Project Overview

Our group project focused on analyzing Airbnb listings in New York City using statistical and machine learning techniques. The main goal was to explore the factors affecting listing prices and guest engagement, and to segment the market using both exploratory data analysis (EDA) and models such as linear regression and K-Means clustering.

Overall Price Distribution

The final report, titled "Machine Learning Analysis of Airbnb Listings in New York City", was a collective effort. During the early phase of the project, we all contributed to the EDA, testing different visualizations and statistical summaries. For the final report, we selected elements from all members' work in the EDA stage, especially visualizations that clearly communicated the distribution of prices and review patterns across neighborhoods.

Price Distribution by Borough

My Main Contribution: K-Means Clustering

I was responsible for implementing the clustering approach that segmented NYC neighborhoods by average listing price and average number of reviews per listing.

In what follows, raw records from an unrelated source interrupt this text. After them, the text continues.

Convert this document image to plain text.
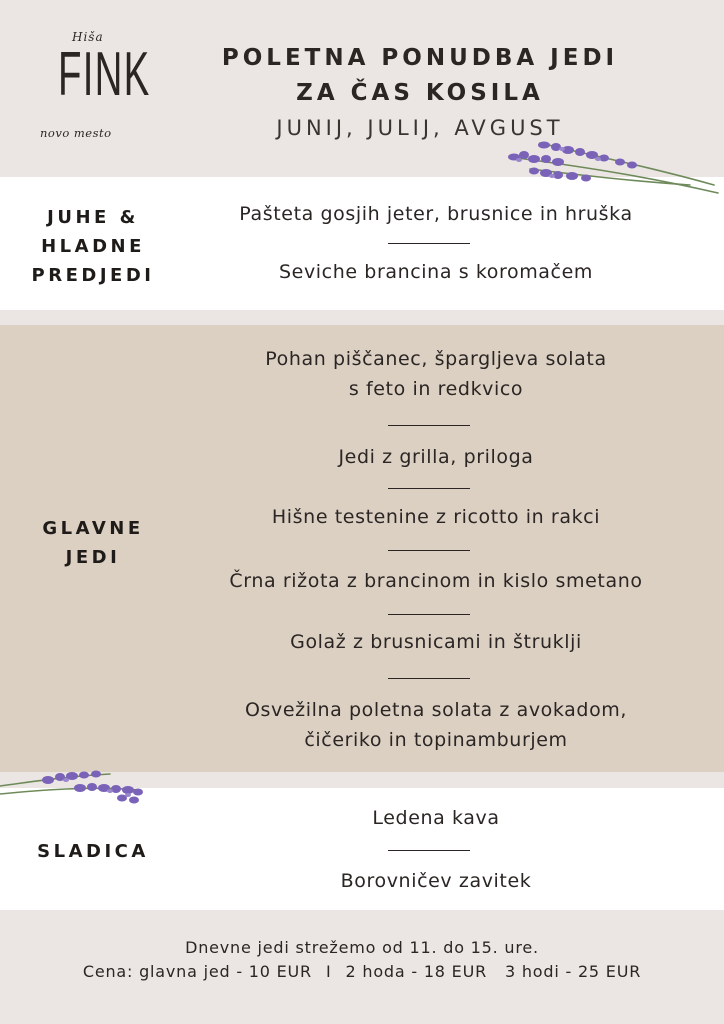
Hiša
FINK
novo mesto
POLETNA PONUDBA JEDI
ZA ČAS KOSILA
JUNIJ, JULIJ, AVGUST
JUHE &
HLADNE
PREDJEDI
Pašteta gosjih jeter, brusnice in hruška
Seviche brancina s koromačem
GLAVNE
JEDI
Pohan piščanec, špargljeva solata
s feto in redkvico
Jedi z grilla, priloga
Hišne testenine z ricotto in rakci
Črna rižota z brancinom in kislo smetano
Golaž z brusnicami in štruklji
Osvežilna poletna solata z avokadom,
čičeriko in topinamburjem
SLADICA
Ledena kava
Borovničev zavitek
Dnevne jedi strežemo od 11. do 15. ure.
Cena: glavna jed - 10 EUR I 2 hoda - 18 EUR 3 hodi - 25 EUR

My contributions included:

  • Aggregating the dataset by neighborhood to calculate relevant metrics
  • Normalizing the variables to ensure proper clustering performance
  • Testing different values of k using:
    • The Elbow Method
    • Silhouette Analysis
  • Visualizing the resulting clusters and profiling each group
K-Means Clustering Results

Identified Clusters

Luxury markets (high price, low reviews)
Mid-range markets (moderate price and reviews)
Budget/high-occupancy markets (low price, high reviews)

Reflection and Learning

This task strengthened my understanding of unsupervised learning and practical clustering applications in a real-world context. I developed skills in:

  • Data aggregation and normalization for machine learning
  • Interpreting cluster patterns and validating them
  • Integrating visuals and code into a team project workflow

Additionally, the project gave me hands-on experience working collaboratively on a technical analysis, aligning individual contributions within a cohesive team deliverable.